Although testimony fueled by anger stands out in Life of Johnny Reb, Wiley’s emphasis quickly shifts to one of the cornerstones of the brothers’ war argument. His conclusions lend credence to the postwar respect accorded all Civil War soldiers embedded in the triumphal celebrations of Union. The tendency of enemies to fraternize between battles characterizes his overall view. “The war of the sixties has been called the ‘polite war,’” states Wiley, “and in a sense, the designation is apt. Men of the opposing armies when not actually engaged in a shooting fray were wont to observe niceties that in twentieth-century warfare would be regarded as absurd.” The pervasiveness of Wiley’s characterization of fraternity among soldiers has far surpassed any ideas regarding sectional animosity.

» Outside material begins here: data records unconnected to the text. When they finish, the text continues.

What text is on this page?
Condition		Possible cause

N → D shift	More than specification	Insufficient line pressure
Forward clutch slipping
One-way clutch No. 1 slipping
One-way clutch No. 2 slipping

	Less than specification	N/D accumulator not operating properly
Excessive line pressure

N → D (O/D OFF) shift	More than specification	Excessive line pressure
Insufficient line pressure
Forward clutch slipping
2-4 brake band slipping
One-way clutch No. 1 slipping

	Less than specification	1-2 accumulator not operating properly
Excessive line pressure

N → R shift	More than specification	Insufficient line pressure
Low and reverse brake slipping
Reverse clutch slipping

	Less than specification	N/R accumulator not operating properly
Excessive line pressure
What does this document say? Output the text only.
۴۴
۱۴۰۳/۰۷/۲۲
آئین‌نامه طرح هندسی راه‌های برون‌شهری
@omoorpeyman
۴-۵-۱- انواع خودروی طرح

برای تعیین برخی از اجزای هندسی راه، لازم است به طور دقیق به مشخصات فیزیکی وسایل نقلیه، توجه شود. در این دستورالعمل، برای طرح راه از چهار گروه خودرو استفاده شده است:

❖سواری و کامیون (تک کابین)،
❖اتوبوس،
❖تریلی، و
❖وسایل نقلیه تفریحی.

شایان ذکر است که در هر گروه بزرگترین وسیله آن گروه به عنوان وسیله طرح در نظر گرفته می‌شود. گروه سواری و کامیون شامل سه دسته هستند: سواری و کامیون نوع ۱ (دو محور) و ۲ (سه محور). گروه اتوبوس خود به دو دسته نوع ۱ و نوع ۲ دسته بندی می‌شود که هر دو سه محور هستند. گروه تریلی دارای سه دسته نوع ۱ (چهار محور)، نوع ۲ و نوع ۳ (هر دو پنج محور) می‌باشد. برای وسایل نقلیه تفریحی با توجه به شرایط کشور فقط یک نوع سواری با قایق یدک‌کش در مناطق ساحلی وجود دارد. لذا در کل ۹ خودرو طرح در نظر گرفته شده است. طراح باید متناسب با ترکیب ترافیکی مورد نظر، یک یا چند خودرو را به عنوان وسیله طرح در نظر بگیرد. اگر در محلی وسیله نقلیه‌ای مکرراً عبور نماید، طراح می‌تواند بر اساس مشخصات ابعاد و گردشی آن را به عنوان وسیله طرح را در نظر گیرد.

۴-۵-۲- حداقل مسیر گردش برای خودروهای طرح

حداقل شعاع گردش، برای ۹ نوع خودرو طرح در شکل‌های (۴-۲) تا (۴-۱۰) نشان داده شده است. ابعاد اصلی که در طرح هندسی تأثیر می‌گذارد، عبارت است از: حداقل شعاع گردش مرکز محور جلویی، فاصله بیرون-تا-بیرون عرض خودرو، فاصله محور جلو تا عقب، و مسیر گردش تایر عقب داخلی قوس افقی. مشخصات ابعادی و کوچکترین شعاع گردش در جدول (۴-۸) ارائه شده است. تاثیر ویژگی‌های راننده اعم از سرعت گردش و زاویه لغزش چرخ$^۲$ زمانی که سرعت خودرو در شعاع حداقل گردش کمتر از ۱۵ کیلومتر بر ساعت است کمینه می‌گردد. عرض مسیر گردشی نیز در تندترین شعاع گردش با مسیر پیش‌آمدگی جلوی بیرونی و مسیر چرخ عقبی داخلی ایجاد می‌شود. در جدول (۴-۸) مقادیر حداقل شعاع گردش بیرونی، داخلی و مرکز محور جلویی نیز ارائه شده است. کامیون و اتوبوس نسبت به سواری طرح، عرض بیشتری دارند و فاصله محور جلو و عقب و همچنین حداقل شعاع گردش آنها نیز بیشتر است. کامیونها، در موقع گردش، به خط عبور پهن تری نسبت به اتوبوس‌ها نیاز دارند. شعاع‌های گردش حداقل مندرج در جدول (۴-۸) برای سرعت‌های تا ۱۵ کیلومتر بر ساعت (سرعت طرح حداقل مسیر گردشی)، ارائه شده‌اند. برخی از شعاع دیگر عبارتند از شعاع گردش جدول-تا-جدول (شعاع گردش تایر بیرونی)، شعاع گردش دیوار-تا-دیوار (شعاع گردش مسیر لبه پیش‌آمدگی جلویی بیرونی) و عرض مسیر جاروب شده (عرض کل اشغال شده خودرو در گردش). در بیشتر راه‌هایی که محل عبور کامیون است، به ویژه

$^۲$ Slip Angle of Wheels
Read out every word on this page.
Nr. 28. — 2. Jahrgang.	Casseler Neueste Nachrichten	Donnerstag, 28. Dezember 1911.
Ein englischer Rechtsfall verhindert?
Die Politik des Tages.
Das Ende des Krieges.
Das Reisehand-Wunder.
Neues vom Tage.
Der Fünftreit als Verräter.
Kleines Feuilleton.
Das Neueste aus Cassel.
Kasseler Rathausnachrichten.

Bruce Catton, among the most popular Civil War historians of the twentieth century, adds his observations regarding fraternal feelings across the killing fields. “Men would shoot and kill when the time came. Yet there was a familiarity and an understanding, at times something that verged almost on liking.” Although Catton discusses animosity engendered by regional loyalties, elements of ill feeling are overshadowed by a brotherly respect throughout his works. In illustrating this idea, Catton relies primarily on stories depicting Confederate and Union soldiers meeting between lines during informal truces. One example describes how a meeting between and Rebel and a Yankee led to talk of the 1864 election. Before long, the Rebel referred to Lincoln as a “damned abolitionist, this immediately brought on a fistfight, and officers had to come out to break it up. Still, men who felt enough at home with each other to argue about politics and fight with their fists over it were hardly, at bottom, sworn enemies estranged by hatred.”
All of this is compelling work – and both Wiley and Catton deserve the respect accorded them then and now. But alas their conclusions are shortsighted – written in a haze of mid-century triumphalism that looked past section in a world where the United States was emerging within the context of a worldwide conflagration. Section was hardly their concern or their focus – and thus was obscured.